CRÔNICAS

As Línguas do Diabo e o Museu da Língua Portuguesa

Em: 18 de Julho de 2021 Visualizações: 3660
As Línguas do Diabo e o Museu da Língua Portuguesa

 "Museu é um lugar para colorir o pensamento". Diodato Aiambo, Tikuna.

Espero ter saúde para um dia retornar ao Museu da Língua Portuguesa (MLP), que reabre suas portas no próximo 1º de agosto, ali no coração da Cracolândia, em São Paulo. Visitei-o várias vezes, uma delas com um amigo guarani. Depois virou cinzas devorado pelo trágico incêndio. Escrevi então “Uma pátria, muitas línguas”, que exaltava a expografia ousada e as formas criativas de musealizar o idioma oficial, mas com visão crítica do glotocentrismo, que apresentava o Brasil como um país unilíngue. Afinal, musealizar não é só “conservar memória”, mas construí-la e essa construção deixava de fora da história do Brasil as línguas indígenas, muitas faladas ainda hoje e discriminadas pelo colonialismo como “línguas do diabo”.  

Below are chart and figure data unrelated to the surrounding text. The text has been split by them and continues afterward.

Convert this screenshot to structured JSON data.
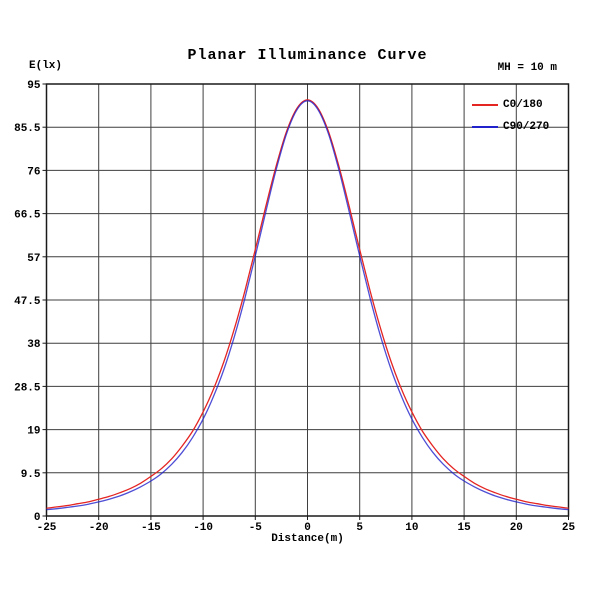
{
  "title": "Planar Illuminance Curve",
  "header": {
    "mh_label": "MH = 10 m"
  },
  "axes": {
    "y_unit_label": "E(lx)",
    "x_axis_label": "Distance(m)"
  },
  "legend": [
    {
      "label": "C0/180",
      "color": "#e42522"
    },
    {
      "label": "C90/270",
      "color": "#2222cc"
    }
  ],
  "colors": {
    "background": "#ffffff",
    "grid": "#3f3f3f",
    "border": "#1a1a1a",
    "text": "#000000",
    "curve_c0": "#e42522",
    "curve_c90": "#2222cc"
  },
  "chart_data": {
    "type": "line",
    "title": "Planar Illuminance Curve",
    "xlabel": "Distance(m)",
    "ylabel": "E(lx)",
    "annotation": "MH = 10 m",
    "xlim": [
      -25,
      25
    ],
    "ylim": [
      0,
      95
    ],
    "x_ticks": [
      -25,
      -20,
      -15,
      -10,
      -5,
      0,
      5,
      10,
      15,
      20,
      25
    ],
    "y_ticks": [
      0,
      9.5,
      19,
      28.5,
      38,
      47.5,
      57,
      66.5,
      76,
      85.5,
      95
    ],
    "grid": true,
    "legend_position": "top-right-inside",
    "x": [
      -25,
      -24,
      -23,
      -22,
      -21,
      -20,
      -19,
      -18,
      -17,
      -16,
      -15,
      -14,
      -13,
      -12,
      -11,
      -10,
      -9,
      -8,
      -7,
      -6,
      -5,
      -4,
      -3,
      -2,
      -1,
      0,
      1,
      2,
      3,
      4,
      5,
      6,
      7,
      8,
      9,
      10,
      11,
      12,
      13,
      14,
      15,
      16,
      17,
      18,
      19,
      20,
      21,
      22,
      23,
      24,
      25
    ],
    "series": [
      {
        "name": "C0/180",
        "color": "#e42522",
        "values": [
          1.7,
          2.0,
          2.3,
          2.7,
          3.1,
          3.7,
          4.3,
          5.1,
          6.0,
          7.2,
          8.7,
          10.4,
          12.6,
          15.4,
          18.7,
          22.9,
          27.9,
          34.0,
          41.2,
          49.5,
          58.6,
          68.0,
          77.0,
          84.6,
          89.7,
          91.5,
          89.7,
          84.6,
          77.0,
          68.0,
          58.6,
          49.5,
          41.2,
          34.0,
          27.9,
          22.9,
          18.7,
          15.4,
          12.6,
          10.4,
          8.7,
          7.2,
          6.0,
          5.1,
          4.3,
          3.7,
          3.1,
          2.7,
          2.3,
          2.0,
          1.7
        ]
      },
      {
        "name": "C90/270",
        "color": "#2222cc",
        "values": [
          1.4,
          1.6,
          1.9,
          2.2,
          2.6,
          3.1,
          3.7,
          4.4,
          5.3,
          6.4,
          7.7,
          9.3,
          11.4,
          14.0,
          17.3,
          21.3,
          26.3,
          32.3,
          39.5,
          47.9,
          57.2,
          66.8,
          76.2,
          84.1,
          89.4,
          91.3,
          89.4,
          84.1,
          76.2,
          66.8,
          57.2,
          47.9,
          39.5,
          32.3,
          26.3,
          21.3,
          17.3,
          14.0,
          11.4,
          9.3,
          7.7,
          6.4,
          5.3,
          4.4,
          3.7,
          3.1,
          2.6,
          2.2,
          1.9,
          1.6,
          1.4
        ]
      }
    ]
  }
}
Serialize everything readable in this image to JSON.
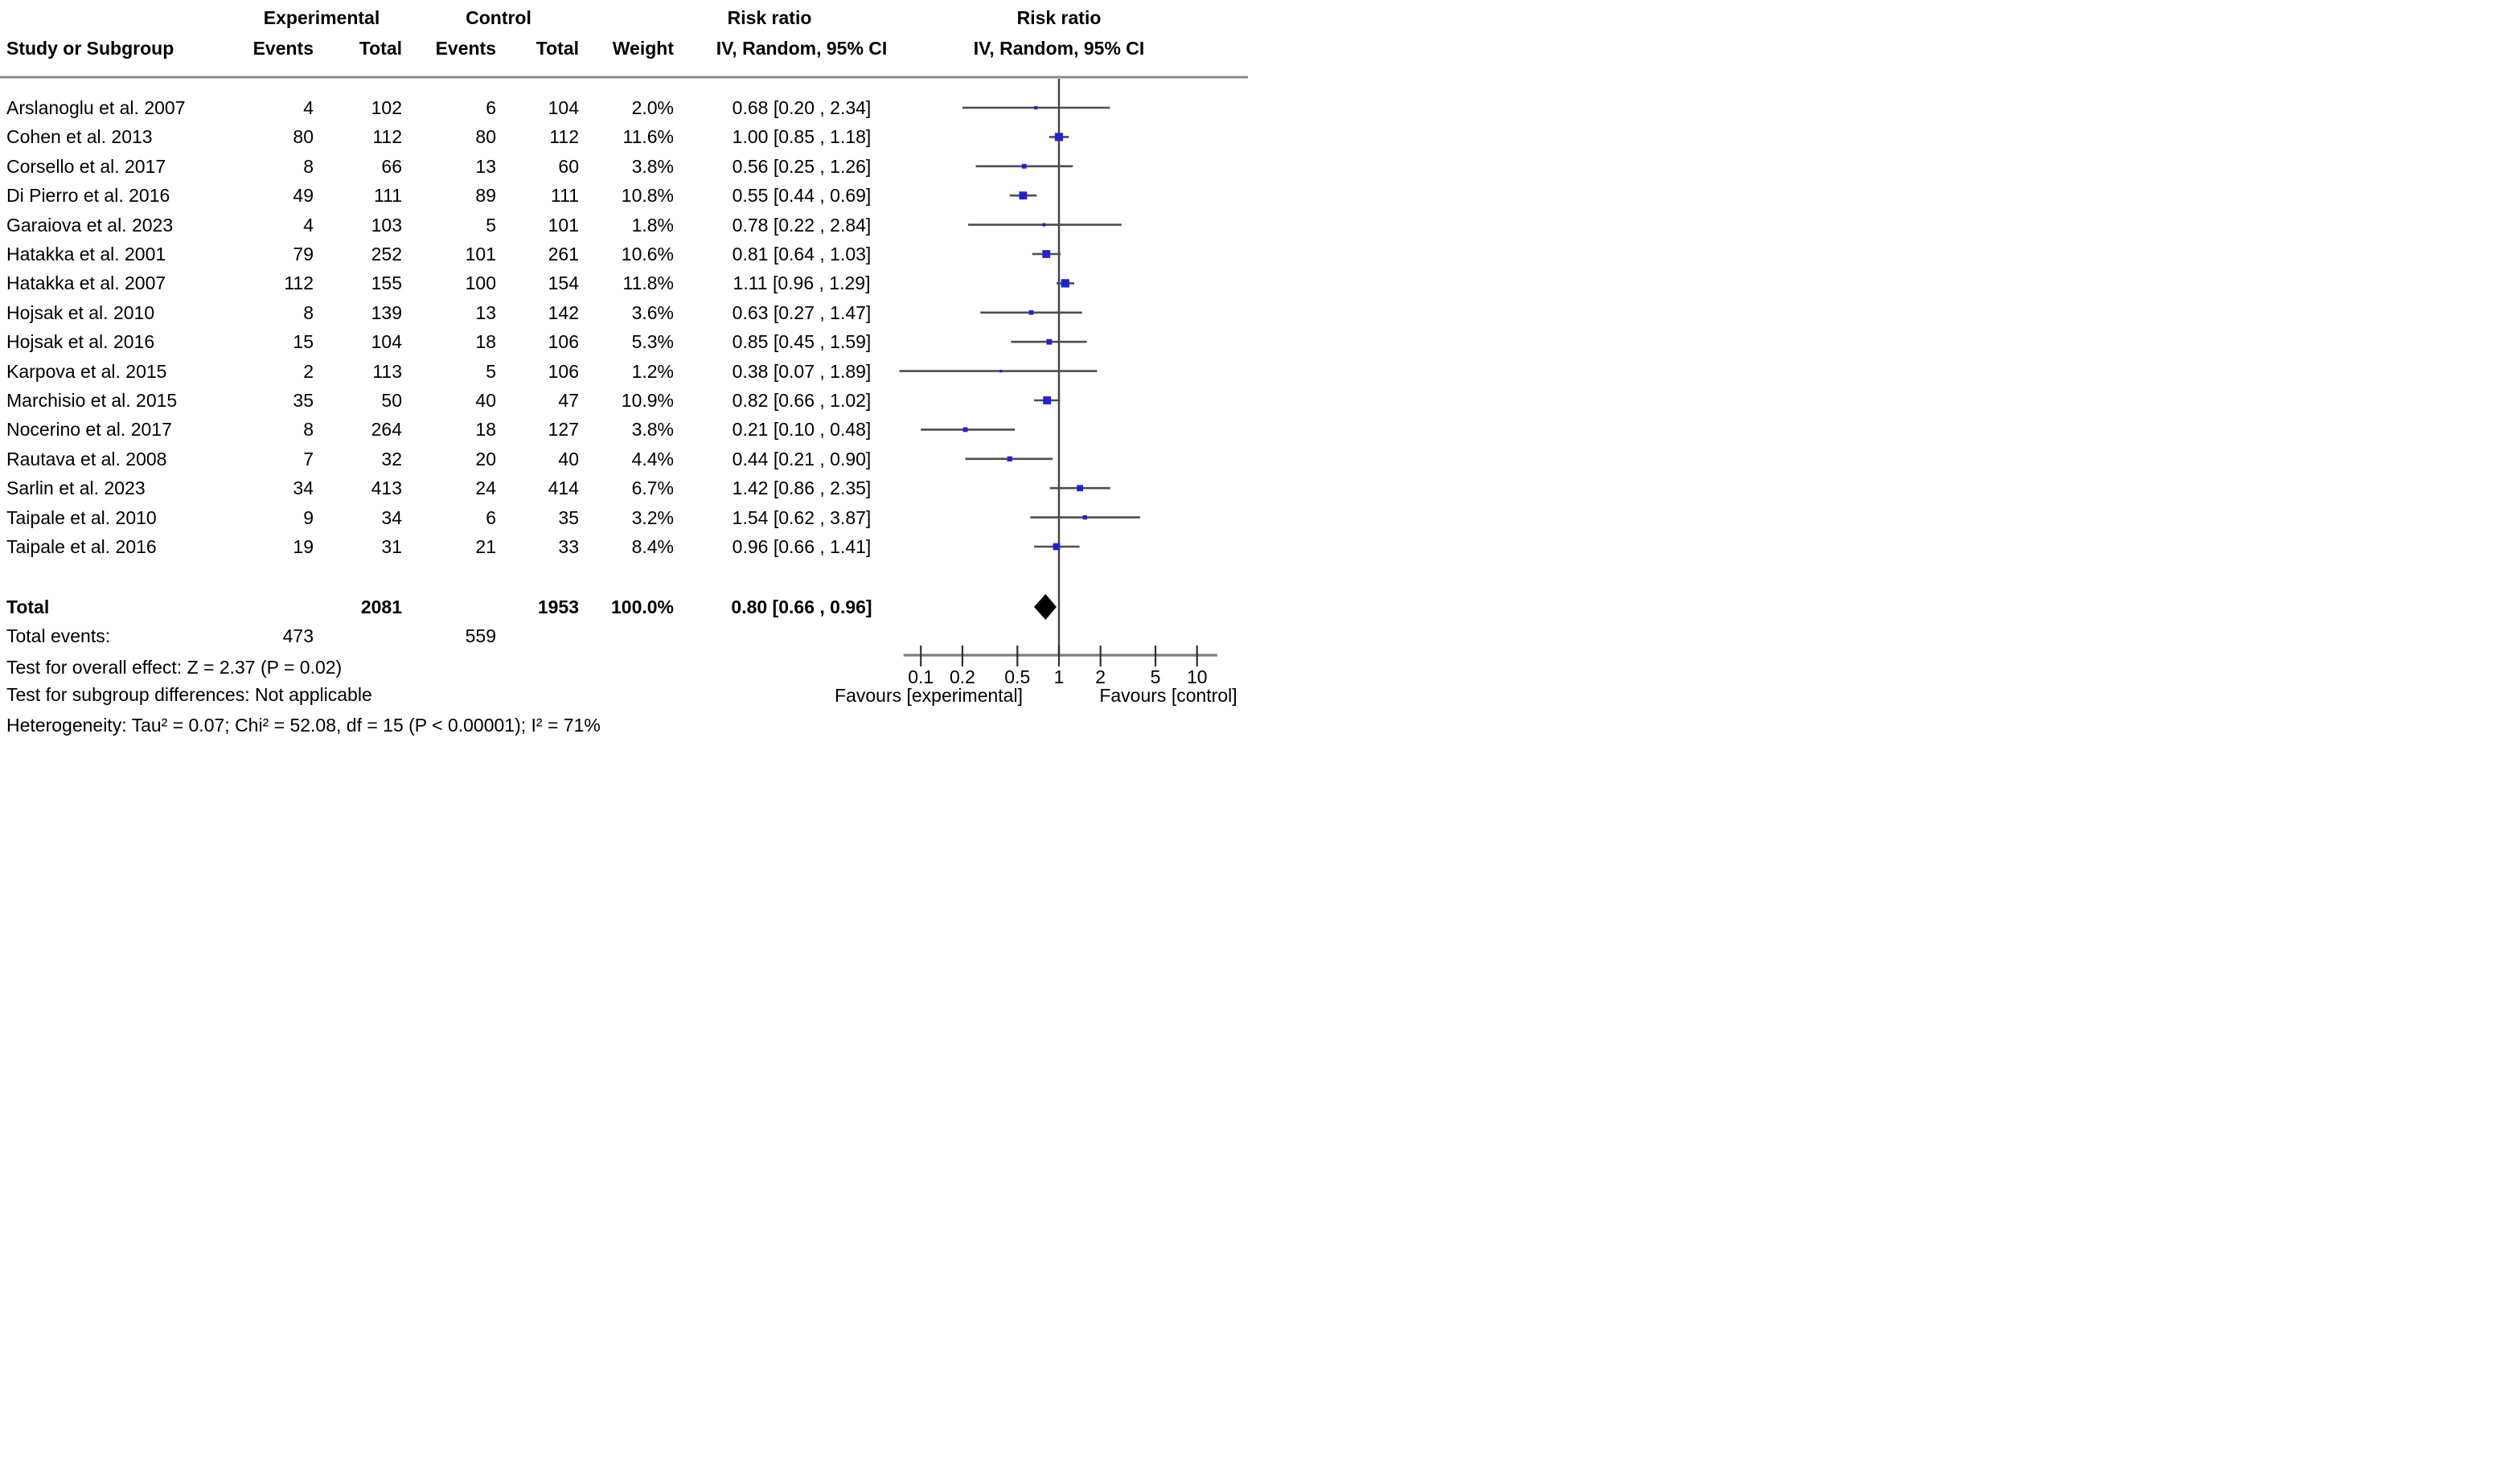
{
  "header": {
    "study_col": "Study or Subgroup",
    "experimental": "Experimental",
    "control": "Control",
    "events": "Events",
    "total": "Total",
    "weight": "Weight",
    "risk_ratio": "Risk ratio",
    "ci_method": "IV, Random, 95% CI"
  },
  "chart_data": {
    "type": "forest",
    "effect_measure": "Risk ratio",
    "model": "IV, Random, 95% CI",
    "x_scale": "log",
    "x_ticks": [
      "0.1",
      "0.2",
      "0.5",
      "1",
      "2",
      "5",
      "10"
    ],
    "x_tick_values": [
      0.1,
      0.2,
      0.5,
      1,
      2,
      5,
      10
    ],
    "x_range": [
      0.075,
      14
    ],
    "reference_line": 1,
    "xlabel_left": "Favours [experimental]",
    "xlabel_right": "Favours [control]",
    "studies": [
      {
        "study": "Arslanoglu et al. 2007",
        "exp_events": "4",
        "exp_total": "102",
        "ctrl_events": "6",
        "ctrl_total": "104",
        "weight": "2.0%",
        "weight_value": 2.0,
        "ci_label": "0.68 [0.20 , 2.34]",
        "rr": 0.68,
        "lo": 0.2,
        "hi": 2.34
      },
      {
        "study": "Cohen et al. 2013",
        "exp_events": "80",
        "exp_total": "112",
        "ctrl_events": "80",
        "ctrl_total": "112",
        "weight": "11.6%",
        "weight_value": 11.6,
        "ci_label": "1.00 [0.85 , 1.18]",
        "rr": 1.0,
        "lo": 0.85,
        "hi": 1.18
      },
      {
        "study": "Corsello et al. 2017",
        "exp_events": "8",
        "exp_total": "66",
        "ctrl_events": "13",
        "ctrl_total": "60",
        "weight": "3.8%",
        "weight_value": 3.8,
        "ci_label": "0.56 [0.25 , 1.26]",
        "rr": 0.56,
        "lo": 0.25,
        "hi": 1.26
      },
      {
        "study": "Di Pierro et al. 2016",
        "exp_events": "49",
        "exp_total": "111",
        "ctrl_events": "89",
        "ctrl_total": "111",
        "weight": "10.8%",
        "weight_value": 10.8,
        "ci_label": "0.55 [0.44 , 0.69]",
        "rr": 0.55,
        "lo": 0.44,
        "hi": 0.69
      },
      {
        "study": "Garaiova et al. 2023",
        "exp_events": "4",
        "exp_total": "103",
        "ctrl_events": "5",
        "ctrl_total": "101",
        "weight": "1.8%",
        "weight_value": 1.8,
        "ci_label": "0.78 [0.22 , 2.84]",
        "rr": 0.78,
        "lo": 0.22,
        "hi": 2.84
      },
      {
        "study": "Hatakka et al. 2001",
        "exp_events": "79",
        "exp_total": "252",
        "ctrl_events": "101",
        "ctrl_total": "261",
        "weight": "10.6%",
        "weight_value": 10.6,
        "ci_label": "0.81 [0.64 , 1.03]",
        "rr": 0.81,
        "lo": 0.64,
        "hi": 1.03
      },
      {
        "study": "Hatakka et al. 2007",
        "exp_events": "112",
        "exp_total": "155",
        "ctrl_events": "100",
        "ctrl_total": "154",
        "weight": "11.8%",
        "weight_value": 11.8,
        "ci_label": "1.11 [0.96 , 1.29]",
        "rr": 1.11,
        "lo": 0.96,
        "hi": 1.29
      },
      {
        "study": "Hojsak et al. 2010",
        "exp_events": "8",
        "exp_total": "139",
        "ctrl_events": "13",
        "ctrl_total": "142",
        "weight": "3.6%",
        "weight_value": 3.6,
        "ci_label": "0.63 [0.27 , 1.47]",
        "rr": 0.63,
        "lo": 0.27,
        "hi": 1.47
      },
      {
        "study": "Hojsak et al. 2016",
        "exp_events": "15",
        "exp_total": "104",
        "ctrl_events": "18",
        "ctrl_total": "106",
        "weight": "5.3%",
        "weight_value": 5.3,
        "ci_label": "0.85 [0.45 , 1.59]",
        "rr": 0.85,
        "lo": 0.45,
        "hi": 1.59
      },
      {
        "study": "Karpova et al. 2015",
        "exp_events": "2",
        "exp_total": "113",
        "ctrl_events": "5",
        "ctrl_total": "106",
        "weight": "1.2%",
        "weight_value": 1.2,
        "ci_label": "0.38 [0.07 , 1.89]",
        "rr": 0.38,
        "lo": 0.07,
        "hi": 1.89
      },
      {
        "study": "Marchisio et al. 2015",
        "exp_events": "35",
        "exp_total": "50",
        "ctrl_events": "40",
        "ctrl_total": "47",
        "weight": "10.9%",
        "weight_value": 10.9,
        "ci_label": "0.82 [0.66 , 1.02]",
        "rr": 0.82,
        "lo": 0.66,
        "hi": 1.02
      },
      {
        "study": "Nocerino et al. 2017",
        "exp_events": "8",
        "exp_total": "264",
        "ctrl_events": "18",
        "ctrl_total": "127",
        "weight": "3.8%",
        "weight_value": 3.8,
        "ci_label": "0.21 [0.10 , 0.48]",
        "rr": 0.21,
        "lo": 0.1,
        "hi": 0.48
      },
      {
        "study": "Rautava et al. 2008",
        "exp_events": "7",
        "exp_total": "32",
        "ctrl_events": "20",
        "ctrl_total": "40",
        "weight": "4.4%",
        "weight_value": 4.4,
        "ci_label": "0.44 [0.21 , 0.90]",
        "rr": 0.44,
        "lo": 0.21,
        "hi": 0.9
      },
      {
        "study": "Sarlin et al. 2023",
        "exp_events": "34",
        "exp_total": "413",
        "ctrl_events": "24",
        "ctrl_total": "414",
        "weight": "6.7%",
        "weight_value": 6.7,
        "ci_label": "1.42 [0.86 , 2.35]",
        "rr": 1.42,
        "lo": 0.86,
        "hi": 2.35
      },
      {
        "study": "Taipale et al. 2010",
        "exp_events": "9",
        "exp_total": "34",
        "ctrl_events": "6",
        "ctrl_total": "35",
        "weight": "3.2%",
        "weight_value": 3.2,
        "ci_label": "1.54 [0.62 , 3.87]",
        "rr": 1.54,
        "lo": 0.62,
        "hi": 3.87
      },
      {
        "study": "Taipale et al. 2016",
        "exp_events": "19",
        "exp_total": "31",
        "ctrl_events": "21",
        "ctrl_total": "33",
        "weight": "8.4%",
        "weight_value": 8.4,
        "ci_label": "0.96 [0.66 , 1.41]",
        "rr": 0.96,
        "lo": 0.66,
        "hi": 1.41
      }
    ],
    "total": {
      "label": "Total",
      "exp_total": "2081",
      "ctrl_total": "1953",
      "weight": "100.0%",
      "ci_label": "0.80 [0.66 , 0.96]",
      "rr": 0.8,
      "lo": 0.66,
      "hi": 0.96
    }
  },
  "totals_row": {
    "total_events_label": "Total events:",
    "total_events_exp": "473",
    "total_events_ctrl": "559"
  },
  "footnotes": {
    "overall_effect": "Test for overall effect: Z = 2.37 (P = 0.02)",
    "subgroup_differences": "Test for subgroup differences: Not applicable",
    "heterogeneity": "Heterogeneity: Tau² = 0.07; Chi² = 52.08, df = 15 (P < 0.00001); I² = 71%"
  },
  "colors": {
    "marker_blue": "#2323cd",
    "ci_line_gray": "#4d4d4d",
    "reference_line_gray": "#404040",
    "axis_gray": "#7d7d7d",
    "tick_dark": "#2e2e2e",
    "header_rule_gray": "#8a8a8a",
    "diamond_black": "#000000",
    "text_black": "#000000"
  }
}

Durante os seis anos em que permaneceu fechado, o Museu elaborou projeto de recuperação para compor parte da nova exposição. Convidado para gravar depoimento em vídeo que durou mais de uma hora, fiz uma síntese das glotopolíticas do período colonial, quando as línguas indígenas e também as africanas foram satanizadas e minorizadas, visão essa herdada pelo senso comum até hoje. Esse depoimento reduzido a aproximadamente cinco minutos faz parte da mostra, segundo Will Nogueira, produtor audiovisual. De qualquer forma, a diretora Marília Bonas, em declaração à Folha SP (16/07/21), destacou que mudou a forma de abordar questão:

- “O Museu nasceu em 2006 com ênfase na celebração da língua [portuguesa]. Isso não se perdeu, ainda é importante, mas estamos também atentos à diversidade. As exposições refletem as lutas identitárias”.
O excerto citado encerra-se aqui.